Allowing U.S. consumers to engage in parallel trade would require pharmaceutical companies to lower prices here, negotiate price increases with other OECD governments, contracturally prohibit buyers from re-selling, or reduce drug sales to low-price countries so that they have no surplus to export. None of those options are as easy as lobbying the U.S. government to prevent parallel trade and preserve America's status as a lone cash cow in a world of price controls.
Riggs cites testimony by Cato Institute legal scholar (and my friend) Roger Pilon in which Pilon links to an excellent 2004 study he did on the issue.
Neither Riggs nor Pilon put enough emphasis on the outcome that my co-author Charley Hooper and I predicted in an earlier 2004 op/ed,"Hidden Drug Re-import Potential," Washington Times, February 23, 2004. Here is an excerpt:
The net result [of allowing reimportation]? Americans will get a lot of the drugs meant for Canada but will be no better off, Canadian mail-order pharmacies will get rich, and Canadian consumers will either pay higher prices or go without.
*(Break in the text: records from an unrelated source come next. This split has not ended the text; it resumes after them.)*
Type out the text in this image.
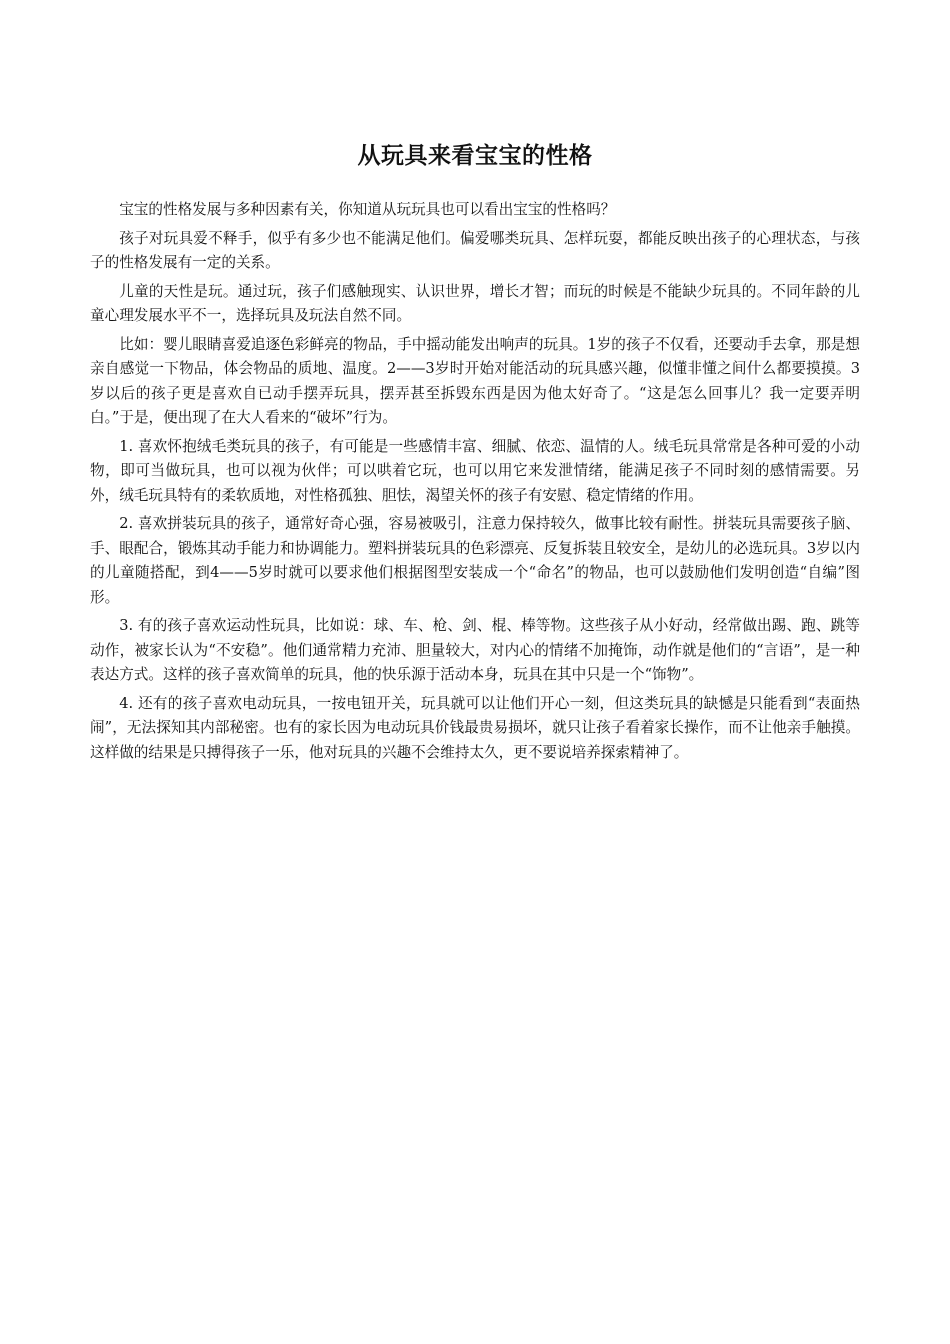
从玩具来看宝宝的性格

宝宝的性格发展与多种因素有关，你知道从玩玩具也可以看出宝宝的性格吗？

孩子对玩具爱不释手，似乎有多少也不能满足他们。偏爱哪类玩具、怎样玩耍，都能反映出孩子的心理状态，与孩子的性格发展有一定的关系。

儿童的天性是玩。通过玩，孩子们感触现实、认识世界，增长才智；而玩的时候是不能缺少玩具的。不同年龄的儿童心理发展水平不一，选择玩具及玩法自然不同。

比如：婴儿眼睛喜爱追逐色彩鲜亮的物品，手中摇动能发出响声的玩具。1岁的孩子不仅看，还要动手去拿，那是想亲自感觉一下物品，体会物品的质地、温度。2——3岁时开始对能活动的玩具感兴趣，似懂非懂之间什么都要摸摸。3岁以后的孩子更是喜欢自已动手摆弄玩具，摆弄甚至拆毁东西是因为他太好奇了。“这是怎么回事儿？我一定要弄明白。”于是，便出现了在大人看来的“破坏”行为。

1. 喜欢怀抱绒毛类玩具的孩子，有可能是一些感情丰富、细腻、依恋、温情的人。绒毛玩具常常是各种可爱的小动物，即可当做玩具，也可以视为伙伴；可以哄着它玩，也可以用它来发泄情绪，能满足孩子不同时刻的感情需要。另外，绒毛玩具特有的柔软质地，对性格孤独、胆怯，渴望关怀的孩子有安慰、稳定情绪的作用。

2. 喜欢拼装玩具的孩子，通常好奇心强，容易被吸引，注意力保持较久，做事比较有耐性。拼装玩具需要孩子脑、手、眼配合，锻炼其动手能力和协调能力。塑料拼装玩具的色彩漂亮、反复拆装且较安全，是幼儿的必选玩具。3岁以内的儿童随搭配，到4——5岁时就可以要求他们根据图型安装成一个“命名”的物品，也可以鼓励他们发明创造“自编”图形。

3. 有的孩子喜欢运动性玩具，比如说：球、车、枪、剑、棍、棒等物。这些孩子从小好动，经常做出踢、跑、跳等动作，被家长认为“不安稳”。他们通常精力充沛、胆量较大，对内心的情绪不加掩饰，动作就是他们的“言语”，是一种表达方式。这样的孩子喜欢简单的玩具，他的快乐源于活动本身，玩具在其中只是一个“饰物”。

4. 还有的孩子喜欢电动玩具，一按电钮开关，玩具就可以让他们开心一刻，但这类玩具的缺憾是只能看到“表面热闹”，无法探知其内部秘密。也有的家长因为电动玩具价钱最贵易损坏，就只让孩子看着家长操作，而不让他亲手触摸。这样做的结果是只搏得孩子一乐，他对玩具的兴趣不会维持太久，更不要说培养探索精神了。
Because Canadian consumers would no longer benefit from their government's price controls, their political support for those price controls would diminish. The net effect: possibly some relaxation of those controls.
Here, by the way, is a view that differs from that of Pilon, Riggs, Charley Hooper, and me. It's by Joseph Bast of the Heartland Institute. I agree with Bast, Milton Friedman, and Richard Epstein (the latter two of whom are quoted in Bast's article) that drug companies need to be able to enforce their intellectual property rights and that this is important for maintaining the incentive to develop drugs. I disagree that it is the role and right of the U.S. government to limit imports so as to help enforce those rights.